Ieri sera, indiscrezioni su Bloomberg secondo cui la Cina e gli USA faticherebbero ad accordarsi su un agenda per gli incontri di settembre hanno accentuato un po’ la moderata risk aversion generata dall’imposizione dei nuovi dazi nel week end. Due sono stati gli ostacoli, secondo la fonte: gli USA si sono rifiutati di rinviare i dazi, e la Cina non ha voluto fornire una serie di imprecisati parametri per il prossimo round di colloqui. Tra le parti vi è un elevata diffidenza, oserei dire giustificata.
Stamattina in Asia le ricadute sono state contenute, se si esclude il tonfo di Mumbai (-2%) attribuito a preoccupazioni macro (GDP 2 trimestre 5% da 5.8% e vs 5.7% atteso) e dell’impatto della riforma bancaria sugli stock dei non performing loans nelle banche. Hong kong e le “H” shares continuano a patire la situazione politica, ma Shanghai e Shenzen hanno aggiunto ai progressi di ieri, sempre supportate dalla percezione che Pechino bilancerà l’impatto delle frizioni con gli USA con erogazioni di stimolo monetario e fiscale, ora che è evidente che i contrasti sono di difficile soluzione, e che le tregue non valgono nemmeno la carta sui cui sono scritti relativi i comunicati.

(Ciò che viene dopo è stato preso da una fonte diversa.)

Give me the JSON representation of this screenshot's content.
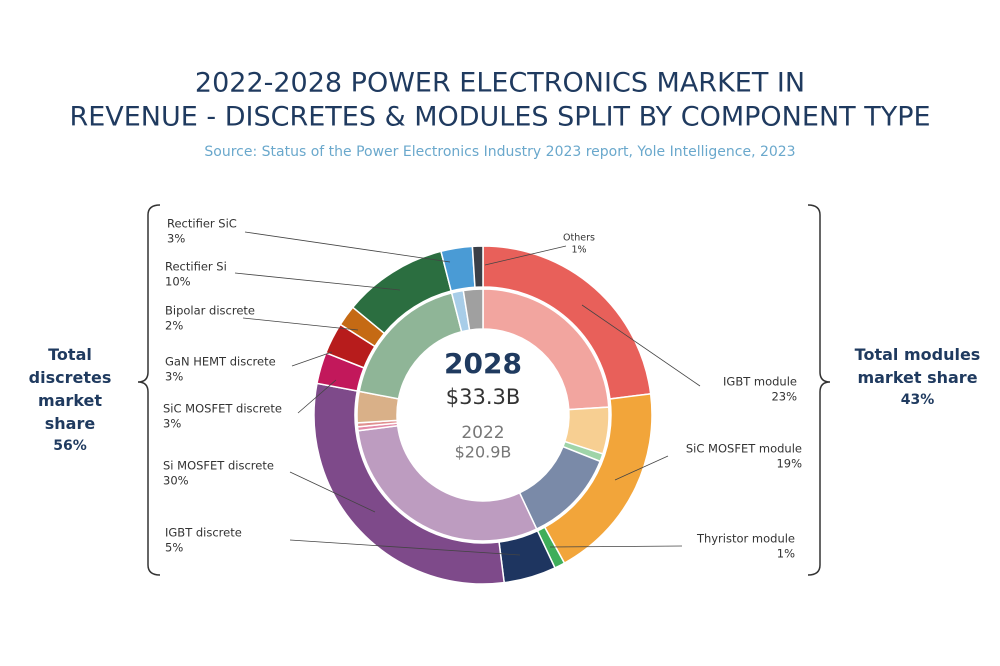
{
  "chart_data": {
    "type": "pie",
    "title": [
      "2022-2028 POWER ELECTRONICS MARKET IN",
      "REVENUE - DISCRETES & MODULES SPLIT BY COMPONENT TYPE"
    ],
    "subtitle": "Source: Status of the Power Electronics Industry 2023 report, Yole Intelligence, 2023",
    "categories": [
      "IGBT module",
      "SiC MOSFET module",
      "Thyristor module",
      "IGBT discrete",
      "Si MOSFET discrete",
      "SiC MOSFET discrete",
      "GaN HEMT discrete",
      "Bipolar discrete",
      "Rectifier Si",
      "Rectifier SiC",
      "Others"
    ],
    "series": [
      {
        "name": "2028",
        "total": "$33.3B",
        "colors": [
          "#e8605a",
          "#f2a53a",
          "#3fae5a",
          "#1e3560",
          "#7e4a8a",
          "#c2185b",
          "#b71c1c",
          "#c56a14",
          "#2b6e40",
          "#4a9bd5",
          "#3a3f47"
        ],
        "values": [
          23,
          19,
          1,
          5,
          30,
          3,
          3,
          2,
          10,
          3,
          1
        ],
        "value_labels": [
          "23%",
          "19%",
          "1%",
          "5%",
          "30%",
          "3%",
          "3%",
          "2%",
          "10%",
          "3%",
          "1%"
        ]
      },
      {
        "name": "2022",
        "total": "$20.9B",
        "colors": [
          "#f2a59f",
          "#f7cf92",
          "#9fd4a8",
          "#7a8aa8",
          "#bd9cc0",
          "#e38aa8",
          "#e09090",
          "#d9b088",
          "#8fb597",
          "#a8cde8",
          "#a0a0a0"
        ],
        "values": [
          24,
          6,
          1,
          12,
          30,
          0.5,
          0.5,
          4,
          18,
          1.5,
          2.5
        ]
      }
    ],
    "annotations": [
      {
        "text": "Total discretes market share",
        "value_label": "56%"
      },
      {
        "text": "Total modules market share",
        "value_label": "43%"
      }
    ]
  }
}
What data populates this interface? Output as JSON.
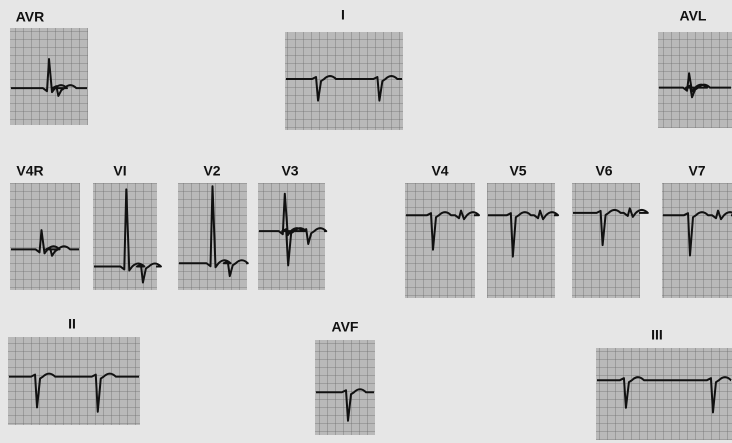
{
  "leads": [
    "AVR",
    "I",
    "AVL",
    "V4R",
    "VI",
    "V2",
    "V3",
    "V4",
    "V5",
    "V6",
    "V7",
    "II",
    "AVF",
    "III"
  ]
}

Per il resto, variazioni modeste degli altri indici.

L’apertura europea ha visto un tono generalmente consolidativo.
Sul fronte brexit lo showdown si avvicina sempre di più. Stasera in Parlamento UK è prevista la presentazione e il voto di una mozione volta al controllo dell’agenda parlamentare. Un eventuale approvazione porterebbe domani alla presentazione di un progetto di legge per costringere il Governo, in assenza di un accordo entro il 19 ottobre, a richiedere un estensione dell’articolo 50 fino a fine gennaio (o qualunque altra data stia bene all’EU). Una ventina di Conservatori sarebbero disposti a votare a favore, nonostante la minaccia di espulsione fatta da Johnson, che sostiene che così si mina la “strategia di negoziato con Bruxelles”.
Naturalmente la mossa potrebbe fallire, lasciando come unica possibilità, per evitare il No Deal, una mozione di sfiducia, e quindi nuove elezioni, la cui collocazione però non eviterebbe per forza l’uscita al 31 Ottobre. Viceversa, se la legge viene approvata, allora a Johnson non resta che indire nuove elezioni (sui media circolano indiscrezioni che una possibile data potrebbe essere il 14 ottobre), ma il Parlamento potrebbe negargliele, come successo in Italia. Negli ultimi poll i Conservatori superano i laburisti di 8/10 punti e insieme con il Brexit Party raggiungono un 42/45%, quindi sembra che sulla brexit il paese sia nuovamente spaccato a metà. Un altra opzione per Johnson, in caso di passaggio della legge, potrebbe essere di sfidare il Parlamento ignorandola. Ma questo viene considerato improbabile.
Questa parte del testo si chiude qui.